YAOUNDE (Reuters) – At least 19 people were killed in a suicide bombing in the northern Cameroonian town of Maroua yesterday, a local military commander said, just three days after twin bombings there suspected to have been carried out by Boko Haram.
Residents said the female bomber struck at a bar in the Pont Vert neighbourhood, close to a bridge crossing a river that runs next to the town, at around 7.50 pm local time (1850 GMT).
In the wake of the explosion, which was heard across the capital of Cameroon’s North Region, military and emergency services poured over the scene in search of survivors.

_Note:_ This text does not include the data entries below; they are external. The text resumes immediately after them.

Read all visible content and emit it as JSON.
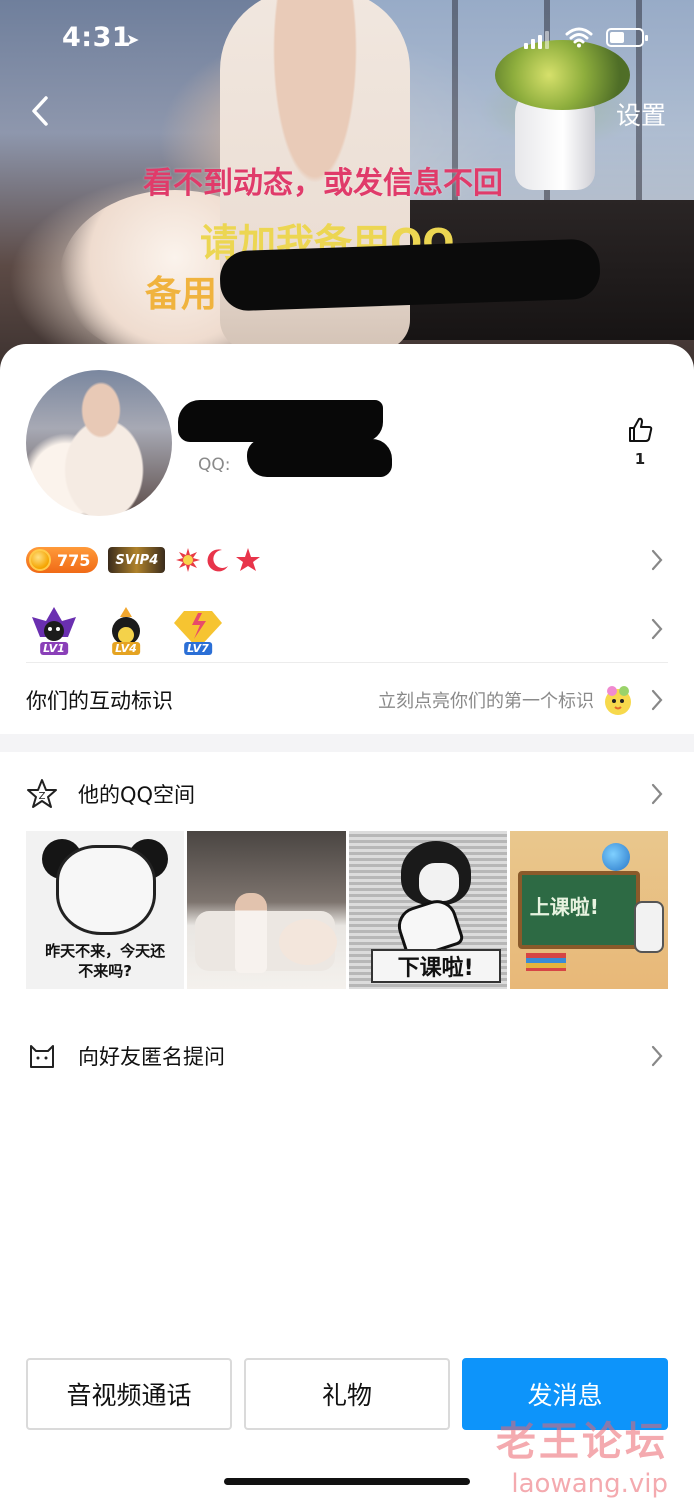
{
  "status_bar": {
    "time": "4:31"
  },
  "header": {
    "settings_label": "设置",
    "cover_text_line1": "看不到动态，或发信息不回",
    "cover_text_line2": "请加我备用QQ",
    "cover_text_line3": "备用"
  },
  "profile": {
    "qq_label": "QQ:",
    "like_count": "1"
  },
  "badges": {
    "coin_value": "775",
    "svip_label": "SVIP4"
  },
  "levels": [
    {
      "label": "LV1",
      "color": "#8a3fb8"
    },
    {
      "label": "LV4",
      "color": "#e5a321"
    },
    {
      "label": "LV7",
      "color": "#2b6fd6"
    }
  ],
  "interaction": {
    "label": "你们的互动标识",
    "hint": "立刻点亮你们的第一个标识"
  },
  "qzone": {
    "label": "他的QQ空间",
    "photos": [
      {
        "caption": "昨天不来，今天还\n不来吗?"
      },
      {
        "caption": ""
      },
      {
        "caption": "下课啦!"
      },
      {
        "caption": "上课啦!"
      }
    ]
  },
  "ask": {
    "label": "向好友匿名提问"
  },
  "actions": {
    "call_label": "音视频通话",
    "gift_label": "礼物",
    "message_label": "发消息"
  },
  "watermark": {
    "line1": "老王论坛",
    "line2": "laowang.vip"
  },
  "colors": {
    "primary_button": "#0d94fa",
    "coin": "#f06a16"
  }
}
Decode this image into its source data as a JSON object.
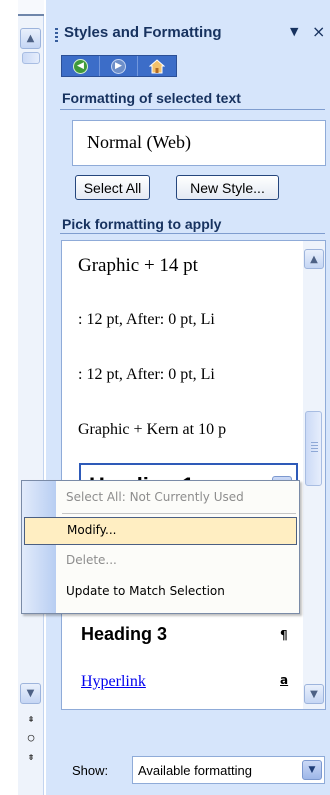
{
  "pane": {
    "title": "Styles and Formatting",
    "menu_arrow": "▼",
    "close": "×"
  },
  "nav": {
    "back_icon": "back-arrow-icon",
    "forward_icon": "forward-arrow-icon",
    "home_icon": "home-icon"
  },
  "formatting_selected": {
    "heading": "Formatting of selected text",
    "current_style": "Normal (Web)"
  },
  "buttons": {
    "select_all": "Select All",
    "new_style": "New Style..."
  },
  "pick": {
    "heading": "Pick formatting to apply",
    "items": [
      "Graphic + 14 pt",
      ":  12 pt, After:  0 pt, Li",
      ":  12 pt, After:  0 pt, Li",
      "Graphic + Kern at 10 p"
    ],
    "selected_item": "Heading 1",
    "heading3": "Heading 3",
    "heading3_mark": "¶",
    "hyperlink": "Hyperlink",
    "hyperlink_mark": "a"
  },
  "context_menu": {
    "select_all": "Select All: Not Currently Used",
    "modify": "Modify...",
    "delete": "Delete...",
    "update": "Update to Match Selection"
  },
  "show": {
    "label": "Show:",
    "value": "Available formatting"
  },
  "colors": {
    "pane_background": "#d6e5fb",
    "title_text": "#17325f",
    "nav_bar": "#3c6dc8",
    "menu_highlight": "#ffeec2",
    "hyperlink": "#0000ee"
  }
}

A senior military officer in Maroua told Reuters at least 19 people had been killed and 62 injured in the attack.
Cameroonian state television said the bomber was a teenage girl.

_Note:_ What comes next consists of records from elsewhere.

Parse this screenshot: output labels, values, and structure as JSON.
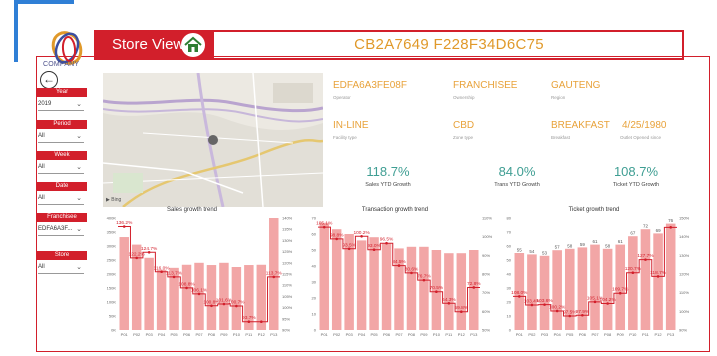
{
  "app": {
    "logo_text": "COMPANY",
    "title": "Store View",
    "store_id": "CB2A7649 F228F34D6C75"
  },
  "filters": [
    {
      "label": "Year",
      "value": "2019"
    },
    {
      "label": "Period",
      "value": "All"
    },
    {
      "label": "Week",
      "value": "All"
    },
    {
      "label": "Date",
      "value": "All"
    },
    {
      "label": "Franchisee",
      "value": "EDFA6A3F..."
    },
    {
      "label": "Store",
      "value": "All"
    }
  ],
  "map": {
    "attribution": "Bing"
  },
  "info": {
    "operator": {
      "value": "EDFA6A3FE08F",
      "label": "Operator"
    },
    "ownership": {
      "value": "FRANCHISEE",
      "label": "Ownership"
    },
    "region": {
      "value": "GAUTENG",
      "label": "Region"
    },
    "facility": {
      "value": "IN-LINE",
      "label": "Facility type"
    },
    "zone": {
      "value": "CBD",
      "label": "Zone type"
    },
    "breakfast": {
      "value": "BREAKFAST",
      "label": "Breakfast"
    },
    "opened": {
      "value": "4/25/1980",
      "label": "Outlet Opened since"
    }
  },
  "kpis": [
    {
      "value": "118.7%",
      "label": "Sales YTD Growth"
    },
    {
      "value": "84.0%",
      "label": "Trans YTD Growth"
    },
    {
      "value": "108.7%",
      "label": "Ticket YTD Growth"
    }
  ],
  "colors": {
    "bar": "#f2a6a6",
    "line": "#d21f2b",
    "accent": "#e0992a",
    "kpi": "#3f9e93"
  },
  "chart_data": [
    {
      "type": "bar",
      "title": "Sales growth trend",
      "categories": [
        "P01",
        "P02",
        "P03",
        "P04",
        "P05",
        "P06",
        "P07",
        "P08",
        "P09",
        "P10",
        "P11",
        "P12",
        "P13"
      ],
      "values": [
        332000,
        305000,
        258000,
        215000,
        222000,
        233000,
        240000,
        232000,
        240000,
        225000,
        232000,
        233000,
        400000
      ],
      "ylim": [
        0,
        400000
      ],
      "left_ticks": [
        "0K",
        "50K",
        "100K",
        "150K",
        "200K",
        "250K",
        "300K",
        "350K",
        "400K"
      ],
      "line": {
        "values": [
          136.2,
          122.2,
          124.7,
          116.0,
          113.7,
          108.8,
          106.1,
          100.8,
          101.6,
          100.7,
          93.7,
          93.7,
          113.7
        ],
        "labels": [
          "136.2%",
          "122.2%",
          "124.7%",
          "116.0%",
          "113.7%",
          "108.8%",
          "106.1%",
          "100.8%",
          "101.6%",
          "100.7%",
          "93.7%",
          "",
          "113.7%"
        ],
        "ylim": [
          90,
          140
        ],
        "right_ticks": [
          "90%",
          "95%",
          "100%",
          "105%",
          "110%",
          "115%",
          "120%",
          "125%",
          "130%",
          "135%",
          "140%"
        ]
      }
    },
    {
      "type": "bar",
      "title": "Transaction growth trend",
      "categories": [
        "P01",
        "P02",
        "P03",
        "P04",
        "P05",
        "P06",
        "P07",
        "P08",
        "P09",
        "P10",
        "P11",
        "P12",
        "P13"
      ],
      "values": [
        67,
        63,
        60,
        56,
        58,
        54,
        51,
        52,
        52,
        50,
        48,
        48,
        50
      ],
      "ylim": [
        0,
        70
      ],
      "left_ticks": [
        "0",
        "10",
        "20",
        "30",
        "40",
        "50",
        "60",
        "70"
      ],
      "line": {
        "values": [
          105.1,
          98.8,
          93.5,
          100.2,
          93.0,
          96.5,
          84.5,
          80.6,
          76.7,
          70.5,
          64.3,
          59.8,
          72.8
        ],
        "labels": [
          "105.1%",
          "98.8%",
          "93.5%",
          "100.2%",
          "93.0%",
          "96.5%",
          "84.5%",
          "80.6%",
          "76.7%",
          "70.5%",
          "64.3%",
          "59.8%",
          "72.8%"
        ],
        "ylim": [
          50,
          110
        ],
        "right_ticks": [
          "50%",
          "60%",
          "70%",
          "80%",
          "90%",
          "100%",
          "110%"
        ]
      }
    },
    {
      "type": "bar",
      "title": "Ticket growth trend",
      "categories": [
        "P01",
        "P02",
        "P03",
        "P04",
        "P05",
        "P06",
        "P07",
        "P08",
        "P09",
        "P10",
        "P11",
        "P12",
        "P13"
      ],
      "values": [
        55,
        54,
        53,
        57,
        58,
        59,
        61,
        58,
        61,
        67,
        72,
        69,
        76
      ],
      "ylim": [
        0,
        80
      ],
      "left_ticks": [
        "0",
        "10",
        "20",
        "30",
        "40",
        "50",
        "60",
        "70",
        "80"
      ],
      "line": {
        "values": [
          108.0,
          103.4,
          103.6,
          100.2,
          97.5,
          97.9,
          105.1,
          104.2,
          109.7,
          120.7,
          127.7,
          118.7,
          145.0
        ],
        "labels": [
          "108.0%",
          "103.4%",
          "103.6%",
          "100.2%",
          "97.5%",
          "97.9%",
          "105.1%",
          "104.2%",
          "109.7%",
          "120.7%",
          "127.7%",
          "118.7%",
          ""
        ],
        "ylim": [
          90,
          150
        ],
        "right_ticks": [
          "90%",
          "100%",
          "110%",
          "120%",
          "130%",
          "140%",
          "150%"
        ]
      }
    }
  ]
}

One resident told Reuters it appeared that the toll could be as high as 30 dead as the bar had been crowded at the time. There was no official confirmation of this.
Twin suicide bombings on Wednesday killed at least 13 people and wounded 32 others in what appeared to be Boko Haram’s deepest incursion from neighbouring Nigeria. No-one has claimed responsibility for either Wednesday’s or yesterday’s strikes but Boko Haram has stepped up attacks on the countries bordering its northeast Nigerian stronghold – Chad, Niger and Cameroon – following a regional offensive against it earlier this year.